Benchmarks¶

Use scripts/loadtest.sh to create reproducible serving evidence for a specific deployment and dataset.

BASE_URL=http://localhost:8000 \
TENANT_ID=demo \
SURFACE=home \
REQUESTS=1000 \
CONCURRENCY=25 \
USER_CARDINALITY=1000 \
CATALOG_SIZE=8 \
ARTIFACT_SIZE_BYTES="$(find tmp/commercial-proof-kit/pipelines/objectstore -type f -print0 2>/dev/null | xargs -0 stat -c '%s' 2>/dev/null | awk '{s+=$1} END {print s+0}')" \
REPORT_JSON=tmp/loadtest-report.json \
REPORT_MARKDOWN=tmp/loadtest-report.md \
bash scripts/loadtest.sh

Expected result: the command prints request totals, RPS, p50/p95/p99 latency, status codes, and writes JSON/Markdown reports when report paths are set.

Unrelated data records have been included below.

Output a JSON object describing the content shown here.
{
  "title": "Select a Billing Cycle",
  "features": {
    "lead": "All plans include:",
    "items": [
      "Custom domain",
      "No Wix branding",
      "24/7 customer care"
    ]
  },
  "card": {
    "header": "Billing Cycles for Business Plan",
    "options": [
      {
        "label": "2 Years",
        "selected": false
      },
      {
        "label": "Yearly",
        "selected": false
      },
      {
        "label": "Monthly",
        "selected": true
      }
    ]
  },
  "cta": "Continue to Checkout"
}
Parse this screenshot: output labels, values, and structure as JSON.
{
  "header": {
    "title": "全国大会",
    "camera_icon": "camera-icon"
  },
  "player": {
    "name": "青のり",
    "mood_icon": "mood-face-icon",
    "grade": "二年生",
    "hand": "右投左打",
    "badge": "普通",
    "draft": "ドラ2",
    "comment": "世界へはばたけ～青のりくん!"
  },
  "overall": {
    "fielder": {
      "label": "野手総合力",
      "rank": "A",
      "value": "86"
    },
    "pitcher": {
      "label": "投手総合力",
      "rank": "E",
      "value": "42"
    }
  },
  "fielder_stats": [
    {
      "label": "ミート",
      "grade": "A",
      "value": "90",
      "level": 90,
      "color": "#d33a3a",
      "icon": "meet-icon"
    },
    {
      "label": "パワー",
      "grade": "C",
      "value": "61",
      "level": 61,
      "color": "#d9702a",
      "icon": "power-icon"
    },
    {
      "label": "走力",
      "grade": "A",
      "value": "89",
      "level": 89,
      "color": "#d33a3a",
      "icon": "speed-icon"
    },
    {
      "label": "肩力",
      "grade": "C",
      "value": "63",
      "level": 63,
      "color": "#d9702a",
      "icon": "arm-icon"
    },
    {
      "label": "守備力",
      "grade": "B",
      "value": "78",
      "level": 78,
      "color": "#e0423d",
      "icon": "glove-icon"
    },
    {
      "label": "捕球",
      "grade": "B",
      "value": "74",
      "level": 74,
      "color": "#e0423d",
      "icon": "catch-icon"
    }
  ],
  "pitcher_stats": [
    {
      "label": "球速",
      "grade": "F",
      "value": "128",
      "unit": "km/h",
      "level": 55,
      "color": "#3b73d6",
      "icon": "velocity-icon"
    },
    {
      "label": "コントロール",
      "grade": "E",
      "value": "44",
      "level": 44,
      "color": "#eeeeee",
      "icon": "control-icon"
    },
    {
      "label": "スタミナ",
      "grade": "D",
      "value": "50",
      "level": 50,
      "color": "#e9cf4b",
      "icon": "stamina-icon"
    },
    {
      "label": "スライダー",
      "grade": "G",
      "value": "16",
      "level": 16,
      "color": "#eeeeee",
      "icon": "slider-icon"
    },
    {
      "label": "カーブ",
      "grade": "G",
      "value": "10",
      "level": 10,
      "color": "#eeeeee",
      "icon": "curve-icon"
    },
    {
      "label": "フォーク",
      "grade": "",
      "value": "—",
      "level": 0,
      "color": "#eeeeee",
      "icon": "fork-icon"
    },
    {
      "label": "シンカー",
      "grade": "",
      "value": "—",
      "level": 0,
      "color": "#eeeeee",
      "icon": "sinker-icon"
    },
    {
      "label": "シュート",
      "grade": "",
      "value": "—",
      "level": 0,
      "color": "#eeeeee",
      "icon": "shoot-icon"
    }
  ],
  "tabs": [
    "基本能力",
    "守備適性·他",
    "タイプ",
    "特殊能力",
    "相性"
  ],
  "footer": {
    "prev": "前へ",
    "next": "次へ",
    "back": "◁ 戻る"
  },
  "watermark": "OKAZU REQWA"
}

See Ecommerce Mini Local Load-Test Reference for a checked-in smoke result from the local demo stack.

Report Template¶

Keep benchmark reports with enough context to be useful:

RecSys version, image tag, and commit.
Dataset/catalog size, artifact size, user cardinality, request count, and concurrency.
Deployment shape: replicas, CPU/memory requests and limits, database/object-store location, and cache TTLs.
p50, p95, p99 latency, RPS, success/error counts, and status-code distribution.
CPU, memory, and degradation notes.

Do not generalize from one fixture. A local ecommerce-mini report is useful as a smoke reference; production sizing requires a report from the operator's own catalog, traffic shape, and infrastructure.